A car bomb has killed at least 18 people in a Syrian town controlled by Turkey-backed opposition fighters, activists have said.

The Britain-based Syrian Observatory for Human Rights reported that 19 people, including 13 civilians, were killed on Saturday in the town of al-Bab in Aleppo province.

The Aleppo Media Centre, an activist collective, said 15 people were killed in the blast in a busy part of town near a bus station.

Turkey’s Defence Ministry, meanwhile, said the blast killed 18 people and blamed the main Kurdish militia, known as the People’s Protection Units.

Different casualty figures are common in the immediate aftermath of explosions.

Syria car blast scene
The scene of the car bombing in al-Bab, northern Syria (Albab City via AP)

No-one has yet claimed responsibility for the attack.

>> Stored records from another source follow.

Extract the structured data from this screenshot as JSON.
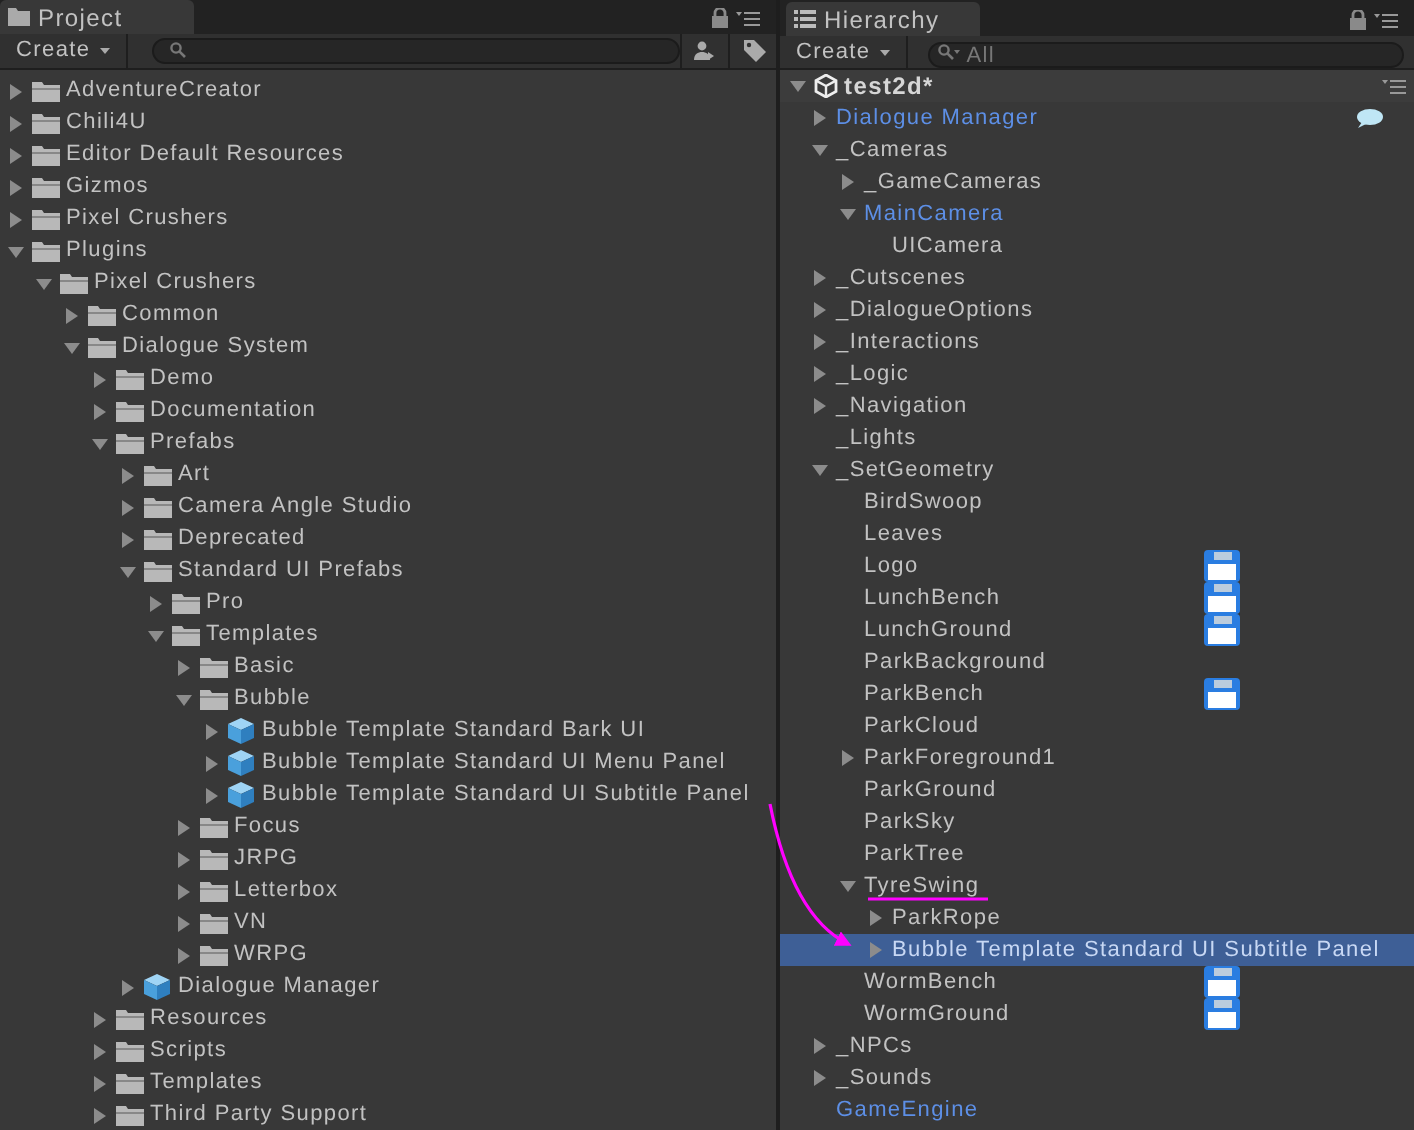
{
  "project": {
    "tab": "Project",
    "create_button": "Create",
    "tree": [
      {
        "label": "AdventureCreator",
        "kind": "folder",
        "expanded": false
      },
      {
        "label": "Chili4U",
        "kind": "folder",
        "expanded": false
      },
      {
        "label": "Editor Default Resources",
        "kind": "folder",
        "expanded": false
      },
      {
        "label": "Gizmos",
        "kind": "folder",
        "expanded": false
      },
      {
        "label": "Pixel Crushers",
        "kind": "folder",
        "expanded": false
      },
      {
        "label": "Plugins",
        "kind": "folder",
        "expanded": true,
        "children": [
          {
            "label": "Pixel Crushers",
            "kind": "folder",
            "expanded": true,
            "children": [
              {
                "label": "Common",
                "kind": "folder",
                "expanded": false
              },
              {
                "label": "Dialogue System",
                "kind": "folder",
                "expanded": true,
                "children": [
                  {
                    "label": "Demo",
                    "kind": "folder",
                    "expanded": false
                  },
                  {
                    "label": "Documentation",
                    "kind": "folder",
                    "expanded": false
                  },
                  {
                    "label": "Prefabs",
                    "kind": "folder",
                    "expanded": true,
                    "children": [
                      {
                        "label": "Art",
                        "kind": "folder",
                        "expanded": false
                      },
                      {
                        "label": "Camera Angle Studio",
                        "kind": "folder",
                        "expanded": false
                      },
                      {
                        "label": "Deprecated",
                        "kind": "folder",
                        "expanded": false
                      },
                      {
                        "label": "Standard UI Prefabs",
                        "kind": "folder",
                        "expanded": true,
                        "children": [
                          {
                            "label": "Pro",
                            "kind": "folder",
                            "expanded": false
                          },
                          {
                            "label": "Templates",
                            "kind": "folder",
                            "expanded": true,
                            "children": [
                              {
                                "label": "Basic",
                                "kind": "folder",
                                "expanded": false
                              },
                              {
                                "label": "Bubble",
                                "kind": "folder",
                                "expanded": true,
                                "children": [
                                  {
                                    "label": "Bubble Template Standard Bark UI",
                                    "kind": "prefab",
                                    "expanded": false
                                  },
                                  {
                                    "label": "Bubble Template Standard UI Menu Panel",
                                    "kind": "prefab",
                                    "expanded": false
                                  },
                                  {
                                    "label": "Bubble Template Standard UI Subtitle Panel",
                                    "kind": "prefab",
                                    "expanded": false
                                  }
                                ]
                              },
                              {
                                "label": "Focus",
                                "kind": "folder",
                                "expanded": false
                              },
                              {
                                "label": "JRPG",
                                "kind": "folder",
                                "expanded": false
                              },
                              {
                                "label": "Letterbox",
                                "kind": "folder",
                                "expanded": false
                              },
                              {
                                "label": "VN",
                                "kind": "folder",
                                "expanded": false
                              },
                              {
                                "label": "WRPG",
                                "kind": "folder",
                                "expanded": false
                              }
                            ]
                          }
                        ]
                      },
                      {
                        "label": "Dialogue Manager",
                        "kind": "prefab",
                        "expanded": false
                      }
                    ]
                  },
                  {
                    "label": "Resources",
                    "kind": "folder",
                    "expanded": false
                  },
                  {
                    "label": "Scripts",
                    "kind": "folder",
                    "expanded": false
                  },
                  {
                    "label": "Templates",
                    "kind": "folder",
                    "expanded": false
                  },
                  {
                    "label": "Third Party Support",
                    "kind": "folder",
                    "expanded": false
                  }
                ]
              }
            ]
          }
        ]
      }
    ]
  },
  "hierarchy": {
    "tab": "Hierarchy",
    "create_button": "Create",
    "search": {
      "placeholder": "All"
    },
    "scene": {
      "name": "test2d*",
      "expanded": true
    },
    "items": [
      {
        "label": "Dialogue Manager",
        "prefab": true,
        "expanded": false,
        "chat_badge": true,
        "selected": false
      },
      {
        "label": "_Cameras",
        "prefab": false,
        "expanded": true,
        "selected": false,
        "children": [
          {
            "label": "_GameCameras",
            "prefab": false,
            "expanded": false,
            "selected": false
          },
          {
            "label": "MainCamera",
            "prefab": true,
            "expanded": true,
            "selected": false,
            "children": [
              {
                "label": "UICamera",
                "prefab": false,
                "selected": false
              }
            ]
          }
        ]
      },
      {
        "label": "_Cutscenes",
        "prefab": false,
        "expanded": false,
        "selected": false
      },
      {
        "label": "_DialogueOptions",
        "prefab": false,
        "expanded": false,
        "selected": false
      },
      {
        "label": "_Interactions",
        "prefab": false,
        "expanded": false,
        "selected": false
      },
      {
        "label": "_Logic",
        "prefab": false,
        "expanded": false,
        "selected": false
      },
      {
        "label": "_Navigation",
        "prefab": false,
        "expanded": false,
        "selected": false
      },
      {
        "label": "_Lights",
        "prefab": false,
        "selected": false
      },
      {
        "label": "_SetGeometry",
        "prefab": false,
        "expanded": true,
        "selected": false,
        "children": [
          {
            "label": "BirdSwoop",
            "prefab": false,
            "selected": false
          },
          {
            "label": "Leaves",
            "prefab": false,
            "selected": false
          },
          {
            "label": "Logo",
            "prefab": false,
            "disk_badge": true,
            "selected": false
          },
          {
            "label": "LunchBench",
            "prefab": false,
            "disk_badge": true,
            "selected": false
          },
          {
            "label": "LunchGround",
            "prefab": false,
            "disk_badge": true,
            "selected": false
          },
          {
            "label": "ParkBackground",
            "prefab": false,
            "selected": false
          },
          {
            "label": "ParkBench",
            "prefab": false,
            "disk_badge": true,
            "selected": false
          },
          {
            "label": "ParkCloud",
            "prefab": false,
            "selected": false
          },
          {
            "label": "ParkForeground1",
            "prefab": false,
            "expanded": false,
            "selected": false
          },
          {
            "label": "ParkGround",
            "prefab": false,
            "selected": false
          },
          {
            "label": "ParkSky",
            "prefab": false,
            "selected": false
          },
          {
            "label": "ParkTree",
            "prefab": false,
            "selected": false
          },
          {
            "label": "TyreSwing",
            "prefab": false,
            "expanded": true,
            "selected": false,
            "children": [
              {
                "label": "ParkRope",
                "prefab": false,
                "expanded": false,
                "selected": false
              },
              {
                "label": "Bubble Template Standard UI Subtitle Panel",
                "prefab": true,
                "expanded": false,
                "selected": true
              }
            ]
          },
          {
            "label": "WormBench",
            "prefab": false,
            "disk_badge": true,
            "selected": false
          },
          {
            "label": "WormGround",
            "prefab": false,
            "disk_badge": true,
            "selected": false
          }
        ]
      },
      {
        "label": "_NPCs",
        "prefab": false,
        "expanded": false,
        "selected": false
      },
      {
        "label": "_Sounds",
        "prefab": false,
        "expanded": false,
        "selected": false
      },
      {
        "label": "GameEngine",
        "prefab": true,
        "selected": false
      }
    ]
  }
}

A video posted online by Albab City, an activist collective, showed several vehicles on fire with black smoke billowing from a wide street with shops on both sides. Inside the bus station, several white minibuses appeared to be damaged.

“It looks like doomsday. May God help us,” a man could be heard saying as five young men carried an injured person away.

Explosions have killed and wounded scores of people in Turkish-held areas of north-eastern Syria in recent months.

Those attacks have come amid an expanding Turkish invasion of Syrian Kurdish-held towns and villages along a stretch of the border.